For those feeling ambitious, after your hike, you can take the trail that parallels the beach and it will take you past Pacifica Beach Park, which has picnic tables, and to the Pacifica Pier.

Since wheelchair hiking both trails little more than a month ago, I've visited Mori Point two more times, that's how much I have enjoyed going there. This being a coastal area, make sure to check the weather ahead of time. Also, make sure to bring water with you.

To see more of Mori Point please watch my video

Saturday, August 6, 2016

Coyote Creek Parkway

Trail rating – Easy to moderate
Trail length – 15.5 miles
Trail type – Linear
Trail uses – Hiking, jogging, bicycles, and wheelchairs
Elevation change – Some parts of the trail have an 8% grade
Typical grade – Paved             
Cellular Service Signal Strength – Good

Accessible Parking and Restrooms:
       Anderson Lake Visitor Center -  Malaguerra Ave, Morgan Hill
       Silver Creek Valley Rd, near Piercy Rd., San Jose
       Hellyer County Park, San Jose

Dirt parking lots with limited parking and no restrooms:
       Barnhart Ave, off of Old Monterey Rd
       Monterey Hwy and Metcalf Rd

The newly-repaved Coyote Creek Parkway is never too far from the Coyote Creek. In some places, it’s just a few feet away while, at a few other areas, the parkway crosses over the creek.  One of the things I enjoy most about the 15-mile parkway was the different types of landscapes you to hike through.  At the start of the parkway, you’ll hike past vast, open meadows that reach out to the mountains in the far background.  At many sections of the parkway, you'll past through corridors of trees that offer comforting shade, which is very welcome during the summer months. Other sections past by businesses, and under Highway 101.
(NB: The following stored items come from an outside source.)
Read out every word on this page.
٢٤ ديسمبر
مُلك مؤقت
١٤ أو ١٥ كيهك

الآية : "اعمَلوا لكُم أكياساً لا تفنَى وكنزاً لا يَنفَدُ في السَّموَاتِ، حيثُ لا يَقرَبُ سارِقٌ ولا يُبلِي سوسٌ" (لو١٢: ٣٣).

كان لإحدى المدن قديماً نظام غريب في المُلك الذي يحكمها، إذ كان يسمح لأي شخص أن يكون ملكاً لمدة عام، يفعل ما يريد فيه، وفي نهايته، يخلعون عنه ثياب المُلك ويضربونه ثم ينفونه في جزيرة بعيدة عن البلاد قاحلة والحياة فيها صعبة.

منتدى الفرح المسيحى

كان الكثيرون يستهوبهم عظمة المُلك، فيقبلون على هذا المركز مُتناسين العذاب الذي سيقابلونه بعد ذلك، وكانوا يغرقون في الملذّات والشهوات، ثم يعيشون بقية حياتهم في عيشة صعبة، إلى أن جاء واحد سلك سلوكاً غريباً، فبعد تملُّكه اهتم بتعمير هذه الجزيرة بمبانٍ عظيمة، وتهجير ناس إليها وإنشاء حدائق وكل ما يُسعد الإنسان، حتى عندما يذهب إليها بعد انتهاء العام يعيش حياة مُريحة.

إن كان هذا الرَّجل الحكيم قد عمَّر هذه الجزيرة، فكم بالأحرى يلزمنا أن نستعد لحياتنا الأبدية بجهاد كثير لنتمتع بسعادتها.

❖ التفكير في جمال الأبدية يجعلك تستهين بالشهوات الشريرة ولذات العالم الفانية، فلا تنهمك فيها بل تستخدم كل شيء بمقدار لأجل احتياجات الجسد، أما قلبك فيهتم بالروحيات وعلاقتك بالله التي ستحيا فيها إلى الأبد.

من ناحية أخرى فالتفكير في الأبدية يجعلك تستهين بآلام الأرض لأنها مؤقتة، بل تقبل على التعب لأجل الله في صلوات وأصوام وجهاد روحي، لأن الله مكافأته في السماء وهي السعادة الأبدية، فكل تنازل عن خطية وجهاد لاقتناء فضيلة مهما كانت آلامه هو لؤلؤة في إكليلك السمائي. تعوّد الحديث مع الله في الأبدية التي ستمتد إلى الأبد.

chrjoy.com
Another thing I liked seeing is how parts of the Coyote Creek Parkway pass by neighborhoods, giving easy access to the parkway for those communities.  There are rest areas with picnic tables along the way, though most of these are within the first five miles from the start of the Coyote Creek Parkway at Anderson Lake Visitor Center. In the last couple of miles, however, you arrive at Hellyer County Park, and it has several areas that offer picnic tables and shade.
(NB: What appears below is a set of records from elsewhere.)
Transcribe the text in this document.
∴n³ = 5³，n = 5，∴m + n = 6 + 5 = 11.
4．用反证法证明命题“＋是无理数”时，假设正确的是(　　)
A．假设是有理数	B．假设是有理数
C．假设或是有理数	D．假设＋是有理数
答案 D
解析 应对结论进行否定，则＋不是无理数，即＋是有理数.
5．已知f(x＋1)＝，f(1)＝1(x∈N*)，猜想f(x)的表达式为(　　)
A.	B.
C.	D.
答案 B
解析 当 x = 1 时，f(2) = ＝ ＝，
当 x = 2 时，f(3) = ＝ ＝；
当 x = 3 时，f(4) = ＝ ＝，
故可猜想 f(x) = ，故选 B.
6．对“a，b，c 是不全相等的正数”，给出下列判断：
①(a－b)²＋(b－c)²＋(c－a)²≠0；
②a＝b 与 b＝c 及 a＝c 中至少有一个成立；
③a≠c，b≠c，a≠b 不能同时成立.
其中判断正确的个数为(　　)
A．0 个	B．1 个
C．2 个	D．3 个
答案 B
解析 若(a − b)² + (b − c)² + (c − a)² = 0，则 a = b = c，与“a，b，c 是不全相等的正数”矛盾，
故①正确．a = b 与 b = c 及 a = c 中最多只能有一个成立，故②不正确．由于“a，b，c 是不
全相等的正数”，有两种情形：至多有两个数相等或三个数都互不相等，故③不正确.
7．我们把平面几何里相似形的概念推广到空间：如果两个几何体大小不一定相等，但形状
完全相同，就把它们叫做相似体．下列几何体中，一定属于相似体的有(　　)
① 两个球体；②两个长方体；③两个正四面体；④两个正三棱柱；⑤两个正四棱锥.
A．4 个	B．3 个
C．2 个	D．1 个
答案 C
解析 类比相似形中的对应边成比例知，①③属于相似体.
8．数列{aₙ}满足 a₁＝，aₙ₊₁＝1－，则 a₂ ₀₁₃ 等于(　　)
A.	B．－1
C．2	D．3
Most of the parkway doesn’t have water stations, so be sure to bring water with you.  I enjoyed all of the 15.5 miles and would recommend starting at either the Anderson Lake Visitor Center or Hellyer County Park first, as they both offer picnic tables, available accessible parking and restrooms.
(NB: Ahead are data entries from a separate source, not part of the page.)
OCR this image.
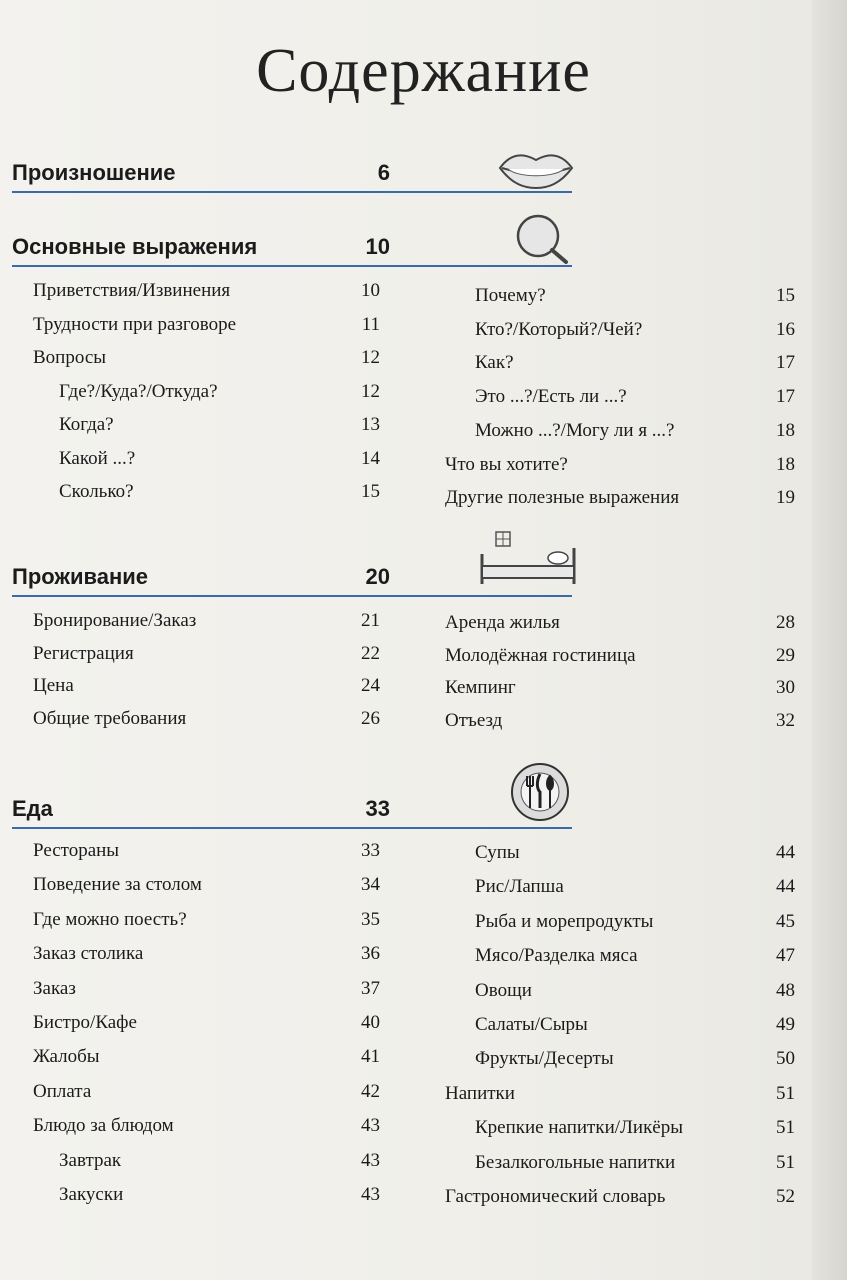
Содержание
Произношение	6
Основные выражения	10
Приветствия/Извинения	10
Трудности при разговоре	11
Вопросы	12
Где?/Куда?/Откуда?	12
Когда?	13
Какой ...?	14
Сколько?	15
Почему?	15
Кто?/Который?/Чей?	16
Как?	17
Это ...?/Есть ли ...?	17
Можно ...?/Могу ли я ...?	18
Что вы хотите?	18
Другие полезные выражения	19
Проживание	20
Бронирование/Заказ	21
Регистрация	22
Цена	24
Общие требования	26
Аренда жилья	28
Молодёжная гостиница	29
Кемпинг	30
Отъезд	32
Еда	33
Рестораны	33
Поведение за столом	34
Где можно поесть?	35
Заказ столика	36
Заказ	37
Бистро/Кафе	40
Жалобы	41
Оплата	42
Блюдо за блюдом	43
Завтрак	43
Закуски	43
Супы	44
Рис/Лапша	44
Рыба и морепродукты	45
Мясо/Разделка мяса	47
Овощи	48
Салаты/Сыры	49
Фрукты/Десерты	50
Напитки	51
Крепкие напитки/Ликёры	51
Безалкогольные напитки	51
Гастрономический словарь	52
 To see more of Coyote Creek Parkway please watch my video:

Saturday, June 4, 2016

Hellyer County Park

Trail rating - Easy
Trail length - Over 2.5 miles (includes part of the Coyote Creek Trail) within the park boundaries
Trail type - Loop and linear
Trail uses - Hiking, bicycles, strollers, and wheelchairs
Cumulative elevation change - Less than 6% at one part of the Coyote Creek Trail
Trail surface - Paved
Cellular Service Signal Strength - Good
Pets allowed - Yes

I really enjoyed visiting Hellyer County Park for it has a lot to offer for recreation.  A paved path circles Cottonwood Lake, giving you a generous view of geese ducks, and other aquatic birds. There are plenty of picnic tables and barbecue pits located throughout the park, a few spacious grassy areas, and a playground.  The shade isn't a problem as there is an ample amount of trees to
keep you cool during the summer months.  For those that enjoy a long hike, part of the Coyote Creek Trail runs along the western side of the park and it connects from the southern part of the park and up to the northern part.

One of the things that surprised me when I first visited the park was seeing the Hellyer County Park Velodrome.  I was fortunate to be there one day to watch several cyclists racing around the track.  Besides having Wednesday Night races there, they also offer beginner sessions.
Using a power wheelchair I couldn't help but picture myself racing around the track.

There are a few group picnic areas and are available by reservation. Parking areas are located in all the areas of the park and I saw plenty of accessible parking spots. The restrooms and picnic tables are also wheelchair accessible.